Hernández was one of the first fans to arrive at Gabriel García Márquez’s home shortly after he died at the age of 87. It was an almost like an apologetic gesture for her youthful aloofness, but more importantly she was there to pay homage to one of the greatest Spanish-language writers of the 20th century.
It had been known since that previous Monday that García Márquez had been receiving palliative care at his home in the affluent Mexico City suburb of San Ángel. Since then, a barrage of reporters and camera crews had been camped outside his colonial-style dwelling that is covered with bougainvilleas at the entrance. Once in a while, a fan would walk up to inquire about the Nobel Prize-winner’s health, and they would walk away crushed after being told that the outlook wasn’t good.
At 2.56pm on that sunny Holy Thursday, Mexican journalist Fernanda Familiar – a close friend of the Colombian novelist and his wife Mercedes Barcha – arrived in tears and went inside without saying a word to her waiting colleagues. It was the first clue that one of the world’s literary greats had died.
Journalist Fernanda Familiar arrived in tears. It was the first clue that the world’s literary great had died
Five minutes later, Colombian writer Guillermo Angulo arrived by taxi carrying a suitcase, white bag and a hunting cap. He also went in without speaking to reporters. Shortly afterwards. Genovevo Quiroz, García Márquez’s assistant, emerged to give instructions to two policemen who immediately began to close off the street.
María del Carmen Estrada peeked her head out from her home next door to García Márquez. She recalled the day that she threw her arms around him when she bumped into him. “I never read any of his books,” she said, “but the people loved him a lot, and I grew very fond of him. He was an exemplary neighbor.”
García Márquez’s body will be cremated at a private ceremony, announced María García Cepeda, director of Mexico’s National Fine Arts Institute, who spoke on behalf of the family in front of the writer’s home. She was accompanied by Jaime Abello Banfi, another good friend who serves as director general of the Ibero-American New Journalism Foundation. If anyone had the right to address the literary giant as “Gabo” – the nickname he was fondly known by throughout the world – it is these two people.
A gray hearse arrived at around 4.35pm to take his body to a nearby funeral home. The vehicle’s logos seemed to have been hastily covered to hide the funeral home’s name but it was still clearly visible through the transparent paper. García López is a small private mortuary that doesn’t hold large services.
But just like Mexico’s bigger-than-life figures – such as legendary comedian Mario Cantinflas Moreno – García Márquez will be given an honorary service on Monday afternoon at Mexico City’s renowned Fine Arts Palace, which is simply known as Bellas Artes. It is the highest honor Mexico can bestow on one of its late greats. Even though García Márquez was born in Colombia, he had made Mexico City his home for decades.
“I never have read any of his books, but the people loved him a lot, and I grew very fond of him,” said a neighbor
In his hometown of Aracataca, Colombia, dozens of people gathered outside his family home Thursday night to light candles, pray and remember the Caribbean town’s most famous son.

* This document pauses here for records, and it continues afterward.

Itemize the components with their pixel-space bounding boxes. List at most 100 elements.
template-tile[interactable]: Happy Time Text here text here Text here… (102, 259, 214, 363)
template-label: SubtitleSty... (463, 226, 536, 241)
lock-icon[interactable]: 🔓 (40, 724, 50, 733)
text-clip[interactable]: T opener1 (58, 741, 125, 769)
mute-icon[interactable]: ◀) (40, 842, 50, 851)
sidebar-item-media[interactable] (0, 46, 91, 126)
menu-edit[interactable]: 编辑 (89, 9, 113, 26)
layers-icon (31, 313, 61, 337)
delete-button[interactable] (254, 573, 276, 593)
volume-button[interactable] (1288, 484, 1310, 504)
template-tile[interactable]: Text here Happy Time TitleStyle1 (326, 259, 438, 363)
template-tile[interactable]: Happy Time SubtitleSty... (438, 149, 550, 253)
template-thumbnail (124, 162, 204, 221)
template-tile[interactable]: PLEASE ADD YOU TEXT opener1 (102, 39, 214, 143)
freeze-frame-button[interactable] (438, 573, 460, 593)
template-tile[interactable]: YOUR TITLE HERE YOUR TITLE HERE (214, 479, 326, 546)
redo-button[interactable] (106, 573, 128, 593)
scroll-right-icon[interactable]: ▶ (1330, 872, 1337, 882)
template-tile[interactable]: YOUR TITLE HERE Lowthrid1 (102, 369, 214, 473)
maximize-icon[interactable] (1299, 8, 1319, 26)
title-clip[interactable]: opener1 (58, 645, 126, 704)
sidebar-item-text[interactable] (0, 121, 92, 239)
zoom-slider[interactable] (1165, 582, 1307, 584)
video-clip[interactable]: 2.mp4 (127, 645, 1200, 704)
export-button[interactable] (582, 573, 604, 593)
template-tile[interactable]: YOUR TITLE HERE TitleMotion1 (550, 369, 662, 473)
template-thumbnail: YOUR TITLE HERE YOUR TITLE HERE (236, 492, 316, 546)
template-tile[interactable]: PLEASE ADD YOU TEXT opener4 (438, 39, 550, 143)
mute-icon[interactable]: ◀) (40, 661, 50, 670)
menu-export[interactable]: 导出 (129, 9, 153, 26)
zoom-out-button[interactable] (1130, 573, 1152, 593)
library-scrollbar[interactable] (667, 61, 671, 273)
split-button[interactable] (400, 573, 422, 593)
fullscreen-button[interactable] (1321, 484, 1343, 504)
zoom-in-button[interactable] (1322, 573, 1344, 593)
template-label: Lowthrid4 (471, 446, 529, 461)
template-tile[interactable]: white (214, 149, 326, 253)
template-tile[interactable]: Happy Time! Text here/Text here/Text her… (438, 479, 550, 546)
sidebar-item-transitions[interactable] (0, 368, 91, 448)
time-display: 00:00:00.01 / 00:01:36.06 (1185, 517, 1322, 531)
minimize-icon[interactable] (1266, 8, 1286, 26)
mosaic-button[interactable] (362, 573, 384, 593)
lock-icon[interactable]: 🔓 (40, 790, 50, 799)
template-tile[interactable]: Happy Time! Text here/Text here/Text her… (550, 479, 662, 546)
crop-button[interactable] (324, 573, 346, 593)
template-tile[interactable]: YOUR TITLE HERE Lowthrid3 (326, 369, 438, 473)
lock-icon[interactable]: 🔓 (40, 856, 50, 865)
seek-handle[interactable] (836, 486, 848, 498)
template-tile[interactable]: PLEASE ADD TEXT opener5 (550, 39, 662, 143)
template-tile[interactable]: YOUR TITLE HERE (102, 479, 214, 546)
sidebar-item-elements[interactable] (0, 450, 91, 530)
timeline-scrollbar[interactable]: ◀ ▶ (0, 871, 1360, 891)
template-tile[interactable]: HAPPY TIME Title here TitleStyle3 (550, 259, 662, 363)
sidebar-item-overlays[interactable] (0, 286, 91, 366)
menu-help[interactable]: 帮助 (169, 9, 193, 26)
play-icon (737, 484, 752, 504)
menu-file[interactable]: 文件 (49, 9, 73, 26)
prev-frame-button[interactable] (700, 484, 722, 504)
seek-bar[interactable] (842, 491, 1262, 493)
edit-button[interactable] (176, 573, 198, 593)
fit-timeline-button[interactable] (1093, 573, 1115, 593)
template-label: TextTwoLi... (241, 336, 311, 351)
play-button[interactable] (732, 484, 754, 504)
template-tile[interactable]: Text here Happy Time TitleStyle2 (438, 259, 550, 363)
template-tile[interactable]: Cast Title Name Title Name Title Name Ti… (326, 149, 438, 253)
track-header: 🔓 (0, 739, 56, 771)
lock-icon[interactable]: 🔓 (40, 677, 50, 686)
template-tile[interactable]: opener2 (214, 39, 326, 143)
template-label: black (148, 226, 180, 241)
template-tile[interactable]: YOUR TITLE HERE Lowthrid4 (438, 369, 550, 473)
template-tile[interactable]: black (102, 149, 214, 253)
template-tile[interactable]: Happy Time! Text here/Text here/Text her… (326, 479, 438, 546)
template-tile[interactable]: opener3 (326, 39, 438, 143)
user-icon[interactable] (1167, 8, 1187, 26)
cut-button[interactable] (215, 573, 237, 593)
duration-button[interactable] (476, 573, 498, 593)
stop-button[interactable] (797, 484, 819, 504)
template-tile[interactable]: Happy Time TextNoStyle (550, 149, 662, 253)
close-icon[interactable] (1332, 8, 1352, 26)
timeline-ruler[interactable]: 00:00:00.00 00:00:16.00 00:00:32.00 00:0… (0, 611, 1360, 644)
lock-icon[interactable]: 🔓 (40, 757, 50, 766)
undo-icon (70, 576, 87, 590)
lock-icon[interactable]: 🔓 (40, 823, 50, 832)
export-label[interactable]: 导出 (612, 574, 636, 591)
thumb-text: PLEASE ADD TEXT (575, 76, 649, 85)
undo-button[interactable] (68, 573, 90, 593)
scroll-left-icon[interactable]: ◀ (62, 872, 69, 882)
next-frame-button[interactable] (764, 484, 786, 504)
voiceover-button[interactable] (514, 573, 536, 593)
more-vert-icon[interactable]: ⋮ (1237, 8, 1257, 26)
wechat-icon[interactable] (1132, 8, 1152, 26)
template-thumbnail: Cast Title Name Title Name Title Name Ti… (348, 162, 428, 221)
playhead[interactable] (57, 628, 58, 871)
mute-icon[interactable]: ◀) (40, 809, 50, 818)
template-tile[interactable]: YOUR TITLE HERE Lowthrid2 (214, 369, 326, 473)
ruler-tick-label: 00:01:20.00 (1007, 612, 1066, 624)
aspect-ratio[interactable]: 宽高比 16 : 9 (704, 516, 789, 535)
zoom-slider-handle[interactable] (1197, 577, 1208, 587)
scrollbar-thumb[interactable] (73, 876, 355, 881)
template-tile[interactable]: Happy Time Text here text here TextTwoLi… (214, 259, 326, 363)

Back in Mexico City, a police official by the name of Cantellano was in charge of the officers who guarded Fuego street last Thursday. He ordered barriers to be put up and sent in a small contingent to keep reporters and others from getting too close to the entrance of García Márquez’s home, garage and driveway.
“We are on an important mission,” he said in a low voice. His officers stood guard for hours.
Once in a while as they took a break, an officer was seen helping a Gabo fan place flowers, books or candles in front of the doorway, which was soon transformed into a sprawling altar dedicated to the Colombian writer’s memory. One young policeman by the name of García said he didn’t know who the novelist was – “I have no idea.” But because he and his fellow officers were ordered to provide tight security, García realized it was an important moment. “I didn’t know who that man was but I will soon be reading one of his books.”